Пора браться за изучение Земли Врангеля.
ОТСТУПЛЕНИЕ
Все готово к поездке, осталось "подковать" нарты.
Ушаков и Павлов вытаскивают их из снега, переворачивают вверх полозьями. Собаки, привязанные около дома, все поняли и скулят. Они любят дорогу.
Георгий Алексеевич ласкает псов из своей упряжки. Этого потреплет за ухо, того погладит, третьего похлопает по спине. Никого нельзя пропустить. Нельзя приласкать только любимца. Псы ревнивые, тут может случиться непоправимое. Они набросятся на счастливчика, и не останови их - загрызут.
Все должно быть поровну - и мясо, и ласка, и тяжелый труд.
Павлов выносит из дому горячий чайник, "проваривает" кипятком деревянные полозья. Сейчас они с Ушаковым будут "войдать" - подковывать льдом нарты.
Георгий Алексеевич берет кусок медвежьей шкуры, обливает ее холодной водой и быстро проглаживает мехом полоз. На нем тут же появляется тонкая пленка льда.
Так делает он много раз. Слой льда растет и растет, полозья становятся гладкими. Теперь они будут хорошо скользить по снегу. Войда лед на полозьях - продержится десяток-другой километров, а потом придется снова войдать.
- Хок! Хок!
Собаки дергают нарты. Павлов и Ушаков прыгают в сани, каждый в свои, поудобнее усаживаются на вещах.
Путь долог - не меньше пятисот километров. Надо обойти вокруг острова, составить карту его берегов.
Погромыхивает пристроенное к задку нарт обыкновенное велосипедное колесо. На нем счетчик оборотов - тоже обыкновенный. Только так можно измерить пройденное расстояние, узнать длину береговой линии, протяженность мыса или залива. Рулеткой не обмеряешь остров.
Велосипедное колесо со счетчиком и буссоль - прибор с компасом, он помогает определить азимуты - вот и вся научная аппаратура. Карандаш, бумага, фотоаппарат... Больше не надо ничего. Впрочем, нужен еще один "инструмент", без которого никакая работа невозможна. Это погода. Нужны ясные дни.
Ушаков и Павлов хотят за месяц проехать вокруг своих владений и вернуться с точными очертаниями острова Врангеля.
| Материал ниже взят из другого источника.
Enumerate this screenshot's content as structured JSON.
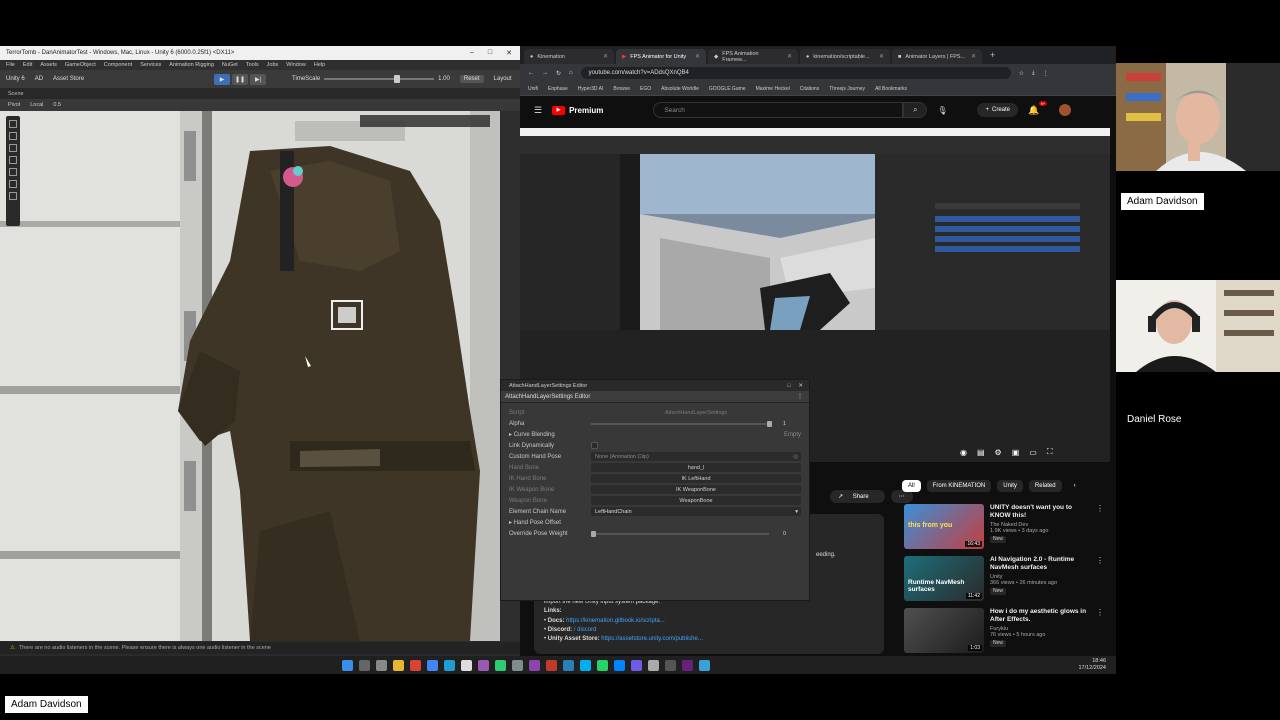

Такого чертежа нет. Ни у Ушакова, ни у моряков, ни в Академии наук. Есть лишь приблизительная схема, которой - Ушаков убедился - доверять нельзя.
Вперед, вперед - навстречу неизведанному. Быстрее неситесь, нарты! Что ждет исследователя вон за тем утесом? Так и хочется заглянуть за него, чтобы увидеть: какой там берег, из каких он сложен пород, какие следы оставили тысячелетия на его скалах?
Короткая остановка - взяты азимуты, записаны коченеющими пальцами показания прибора, и снова в путь.